Second, identifying a genetic pattern in this way is not equivalent to identifying the effects of particular genes or gene products. As the authors point out, the twin design affords the ability to quantify, based on a standard and vetted model,
“genetic influences on complex traits that likely involve large numbers of genes and their interactions.” Nonetheless, there is ample evidence to support their claim that an aggregate selleck compound genetic effect influences cortical regionalization in humans, which is highly consistent with findings from animal studies wherein transcription factor expression was experimentally manipulated. The clear demonstration of genetic influences on human cortical regionalization has straightforward implications for evolutionary mechanisms of the expansion and functional apportionment of the cortex. The comparisons between prior www.selleckchem.com/products/DAPT-GSI-IX.html findings in mice and the current findings on regionalization in humans described by Chen et al. (2011) underscore the notion that selective pressure can influence, via an aggregation of genetic influences, the evolution of cortical development such that a “visual” species, like humans (and other primates), has a relatively greater amount of cortical resources for visual processing, whereas a “somatosensory” species, such as the rodent, has
a relatively greater amount of cortical resources for somatosensory processing.

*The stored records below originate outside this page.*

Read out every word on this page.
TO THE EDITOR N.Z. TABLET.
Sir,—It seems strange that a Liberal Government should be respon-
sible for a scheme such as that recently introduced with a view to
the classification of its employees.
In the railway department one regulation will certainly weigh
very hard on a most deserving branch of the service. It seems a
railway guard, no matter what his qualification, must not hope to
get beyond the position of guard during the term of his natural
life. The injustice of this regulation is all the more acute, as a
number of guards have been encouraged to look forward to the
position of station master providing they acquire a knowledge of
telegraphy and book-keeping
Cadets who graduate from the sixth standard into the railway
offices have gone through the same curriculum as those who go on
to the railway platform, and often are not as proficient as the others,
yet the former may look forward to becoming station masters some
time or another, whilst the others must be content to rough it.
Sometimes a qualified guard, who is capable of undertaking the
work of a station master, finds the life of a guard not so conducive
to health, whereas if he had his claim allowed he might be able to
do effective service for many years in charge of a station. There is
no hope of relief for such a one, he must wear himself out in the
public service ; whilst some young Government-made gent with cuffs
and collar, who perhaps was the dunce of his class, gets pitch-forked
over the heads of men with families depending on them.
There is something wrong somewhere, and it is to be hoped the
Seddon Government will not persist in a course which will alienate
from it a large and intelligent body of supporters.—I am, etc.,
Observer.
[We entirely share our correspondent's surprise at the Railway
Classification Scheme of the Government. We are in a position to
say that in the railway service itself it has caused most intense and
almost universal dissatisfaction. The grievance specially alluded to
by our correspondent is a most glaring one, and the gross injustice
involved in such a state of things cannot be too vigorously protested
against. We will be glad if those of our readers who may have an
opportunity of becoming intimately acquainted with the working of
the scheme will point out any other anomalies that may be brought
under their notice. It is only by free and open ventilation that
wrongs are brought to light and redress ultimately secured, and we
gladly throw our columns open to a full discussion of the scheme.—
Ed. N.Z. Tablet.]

Chen et al. (2011) note similar expansions in the genetic divisions of human frontal and temporal cortex relative to rodents, which they speculate may be linked to the evolution of language and other “higher-order” cognitive processes. Several findings from the study are congruent with observations in human pathologies of cortical development. The anterior-posterior orientation of the genetic MYO10 effects are consistent with observations from human genetic lissencephalies (“smooth brain” syndromes), now well known to have severity increases or decreases along the anterior-posterior axis, depending upon
which gene is involved; DCX has greater pathology anteriorly and LIS1 has greater pathology posteriorly (e.g., Pilz et al., 1998). The observation that genetic patterning is mostly symmetric between hemispheres is consistent with the phenomenon of certain polymicrogyria syndromes, which have a strong propensity to be bilaterally symmetric and regional (Barkovich et al., 1999 and Leventer et al., 2010). The lack of genetic effects mapping onto a specific area, such as V1, is also consistent with the observation that cortical migration defects have not been demonstrated to affect a single neocortical area to the exclusion of others. These observations are also congruent with the idea that no one gene affords a neocortical area with its areal identity (O’Leary et al., 2007).